Je vais beaucoup mieux que mes copains morts, l’humour noir et vie de Viviane Chocas
Après le succès de “Bazar Magyar” (2006) où la quête des origines passait par la nourriture, Viviane Chocas publie en ce début d’année 2012 un deuxième roman chez Héloïse d’Ormesson. Cette fois-ci c’est plutôt l’expérience et l’âge des retraités dont elle s’occupe, qui vont permettre à la jeune Blanche de retrouver la trace du père. Un roman vibrant et drôle.
La vingtaine à peine passée, Blanche est seule au monde et consacre sa vie à animer des ateliers dans une maison de retraite. Un peu timorée en engageant la discussion avec la dizaine de pensionnaires ridés et généreux qu’elle est censée “organiser”, elle prend peu à peu de l’assurance et les sujets de conversations deviennent de plus en plus intimes. Tout ceci donne un sens fort à son existence un peu étrange, oscillant entre ces grands placards de passé qui se déversent sur sa poitrine et ses ébats amoureux avec un jeune-homme qu’elle connaît à peine mais autour duquel elle s’enroule comme si elle l’avait toujours connu…
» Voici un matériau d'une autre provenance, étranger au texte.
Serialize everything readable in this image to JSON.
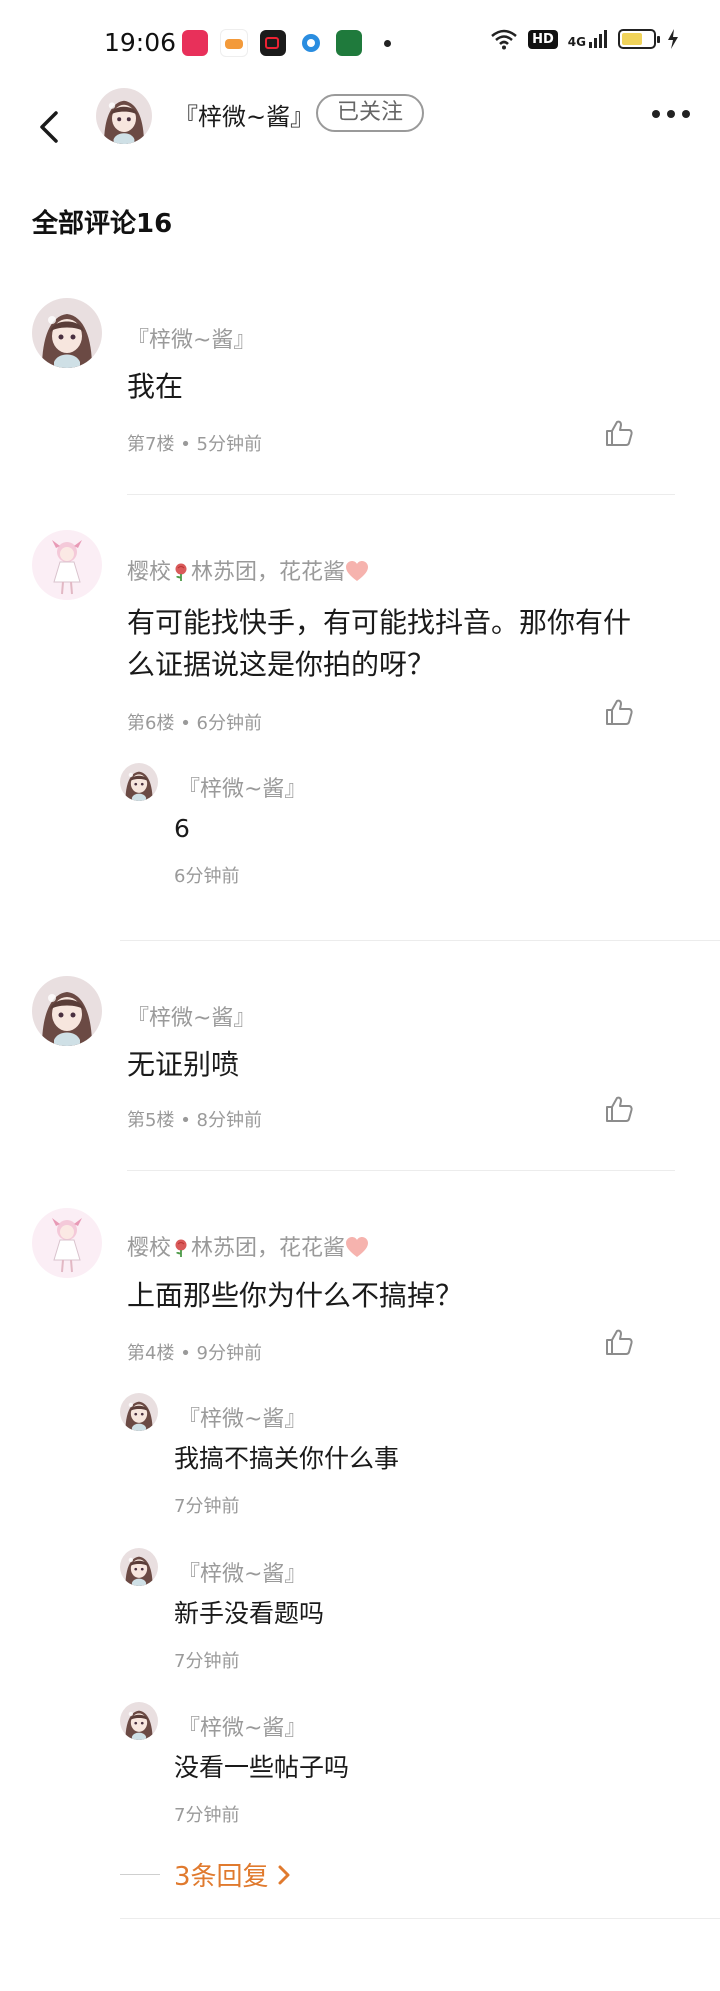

Avec infiniment de tendresse et tout autant de talent dans l’élégance du style, Viviane Chocas esquisse en contrepoint les vies encore battantes de “seniors” qui se sentent écoutés et celle débutante et encore balbutiante de son irrésistible héroïne. Il livre ouvert sur le passé et l’avenir, la quête de soi et la rencontre de l’autre, qui parvient entres-autres à incarner avec talent son personnage principal à travers des scènes de sexes sensuelles, originales et pétillantes. Jamais gnagnan, le livre a pour départ et pour titre un joli mot d’esprit de l’artiste François Morellet, qui donne le la de l’humour noir baigné de joie de vie que distille cette lecture. Un joli concentré de vitamines littéraires pour cet hiver.
Viviane Chocas, “Je vais beaucoup mieux que mes copains morts”, Eho, 180 p., 17 euros. Sortie le 12 janvier 2012.
“Dès leur première rencontre, Blanche avait jugé que Renée, quatre-vingt-treize ans, phrases rythmées, oeil vif, gestes déterminés, jouait un cran au-dessus des autres. Le groupe qu’elle fait travailler à la Maison des Roses réunit les deux sexes, des origines géographiques diverses, des camps politiques opposés, et toutes les classes sociales. Certains savent lire, d’autres pas. Certains ont fait la guerre dans le camp de la Résistance, d’autres se sont méchamment planqués. Il y a ceux qui se sont mariés, une, deux, trois fois même, ceux qui sont restés toute leur vie célibataires. Renée fait partie de celles qui ont eu des enfants“. p. 37.